Jonathon Brodie – Recorder & Times
The Brockville Braves are the best team in the country.
Honestly, how many people in this area actually thought Brockville would one day see their name at the top of the Canadian Junior Hockey League’s weekly top-20 rankings? Don’t feel bad if you were one of the doubters. The Braves had plenty of naysayers on their roster as well.
Coach Jesse Winchester dampened expectations when training camp started. With eight rookies inserted into the lineup for the season opener in early September, the coach said there would be no panic if Brockville was sitting at .500 after 10 games, or even 20, into the season.
Captain Fred Allaire thought the same thing as his coach. He believed in his team, but he didn’t think they would be this good this quickly. The second-year Braves forward figured there would be some growing pains along the way. Instead, the only pains from the Braves are mostly the ones they’re dishing out to opponents on the scoreboard with a 15-2-0-0 record.
When the Braves lost Sunday to the Smiths Falls Bears, Allaire expected it to be the end of their run to the top of the CJHL for this week, even if the AJHL’s Brooks Bandits, who held the No. 1 spot the last two weeks, picked up a loss of their own.
Lo and behold, the independent scouting service that decides the rankings thought differently.
“I was actually pretty surprised we’re No. 1 since we lost Sunday, but I think everyone is happy. We need to keep improving or we’re going to go down in the rankings” said Allaire.

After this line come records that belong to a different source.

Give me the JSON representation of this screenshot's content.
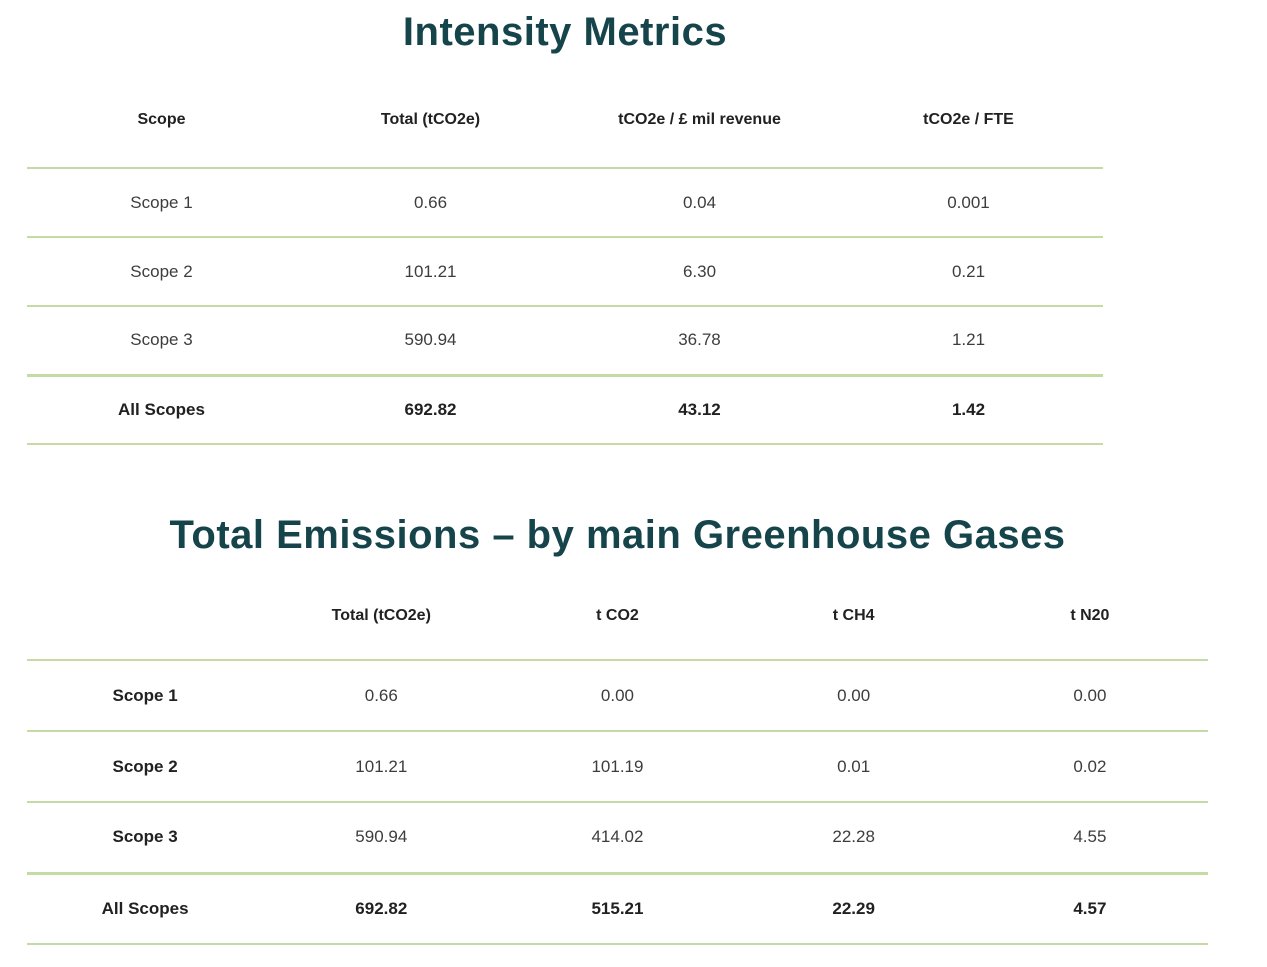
{
  "theme": {
    "title_color": "#16444b",
    "divider_color": "#c5dba4",
    "background": "#ffffff"
  },
  "intensity_metrics": {
    "title": "Intensity Metrics",
    "columns": [
      "Scope",
      "Total (tCO2e)",
      "tCO2e / £ mil revenue",
      "tCO2e / FTE"
    ],
    "rows": [
      {
        "scope": "Scope 1",
        "total": "0.66",
        "per_mil_revenue": "0.04",
        "per_fte": "0.001"
      },
      {
        "scope": "Scope 2",
        "total": "101.21",
        "per_mil_revenue": "6.30",
        "per_fte": "0.21"
      },
      {
        "scope": "Scope 3",
        "total": "590.94",
        "per_mil_revenue": "36.78",
        "per_fte": "1.21"
      }
    ],
    "total_row": {
      "scope": "All Scopes",
      "total": "692.82",
      "per_mil_revenue": "43.12",
      "per_fte": "1.42"
    }
  },
  "greenhouse_gases": {
    "title": "Total Emissions – by main Greenhouse Gases",
    "columns": [
      "",
      "Total (tCO2e)",
      "t CO2",
      "t CH4",
      "t N20"
    ],
    "rows": [
      {
        "scope": "Scope 1",
        "total": "0.66",
        "t_co2": "0.00",
        "t_ch4": "0.00",
        "t_n2o": "0.00"
      },
      {
        "scope": "Scope 2",
        "total": "101.21",
        "t_co2": "101.19",
        "t_ch4": "0.01",
        "t_n2o": "0.02"
      },
      {
        "scope": "Scope 3",
        "total": "590.94",
        "t_co2": "414.02",
        "t_ch4": "22.28",
        "t_n2o": "4.55"
      }
    ],
    "total_row": {
      "scope": "All Scopes",
      "total": "692.82",
      "t_co2": "515.21",
      "t_ch4": "22.29",
      "t_n2o": "4.57"
    }
  }
}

Braves forward Eric Faith, who has the longest tenure with the club with four years experience, said the team has never really paid attention to the rankings. There was never really any need to keep an eye on them. Brockville players turned their attention to it a bit in 2015 when they were named an honourable mention, said Faith, but that’s about as far as they ever went.
Now, three years later, here the Braves are. Not just mentioned or given a number on the list. They are at the top of it all.
“It’s definitely nice to get that recognition.
Obviously, we don’t read into it too much,” said Faith, who leads the CCHL with 25 points. “Winchester has been saying not to get complacent and not to worry about (the rankings) too much, but, obviously, to get that recognition in all of Canada is nice and just shows the hard work we’ve put in.”
It’s tough to say what the criteria is to decide the rankings.
The Braves winning percentage is great at .882, but the Oakville Blades, the No. 2 team, are just a bit better at .889. Brockville’s defence has been the highlight to their game this season, allowing just 33 goals in 17 games.
The Blades have given up 32 goals in 18 games.
The Braves have picked up their goal-pace after a reasonably sluggish start and have now found the back of the net 64 times. The Bandits have been hot right from the beginning and have piled in 82 goals.
Brockville’s penalty kill has come up big all year and they’ve killed 89.2 per cent of their power plays. No. 5 North York Rangers have a 91.14 per cent penalty kill.
It’s not necessarily the numbers that show the Braves best traits, though. If you really want to know why an “independent scouting service” picked Brockville to win the RBC Cup, at least for this week, you just have to go and watch them.
Veterans like Faith, Nicholas Hawkins, and Allaire are far exceeding anything they did last year.
Brockville’s rookies are continually looking better every game. There isn’t many nights when guys like Evan Kula or Emerick Nadeau don’t do at least few things that impress the crowd.
When you mix the Braves skill with this, sort of, blue-collar mentality that they have to work for everything that comes their way, while having fun doing it all, then it all shakes out to being the top team in the country.
It’s all a culture implemented last year under then first-year coach Winchester that is now beginning to get engrained in the fabric of the team and pay dividends.
“I think it’s the way our guys show up at practice everyday and the chemistry we have,” said Allaire about the team’s success. “When we have fun it’s easy to work hard and when we work hard we win and we have more fun.”
There will be plenty of people that contend the rankings mean nothing. That’s partially true. Brockville isn’t given a spot at the RBC Cup because they’re currently ranked No. 1 in the country and the rankings have no impact whatsoever at the CCHL level.
With the rankings, though, comes a sense of security. It lets the Braves players know that what they’re doing is not only working, but it’s getting them noticed on a much larger scale than just the league they play in.
“The rankings themselves don’t mean anything, but for our confidence and for us to be rewarded for our hard work, in terms of that, it feels good to see it pay off,” said Faith. “We use it as a guideline to keep going and the goal is to stay at the top.”
Brockville has risen the expectations for themselves. They raised the bar last year after taking the Ottawa Jr. Senators, the eventual CCHL champs, to Game 7 in the semifinal and they’ve done it again now that they’ve been given the top spot in the CJHL rankings.
There is still five months left in the regular season, another month if you add the post-season, and you can extend the time line even farther if you include the Fred Page Cup and RBC Cup.
The Braves still have a long time to show what else is in their bag of tricks.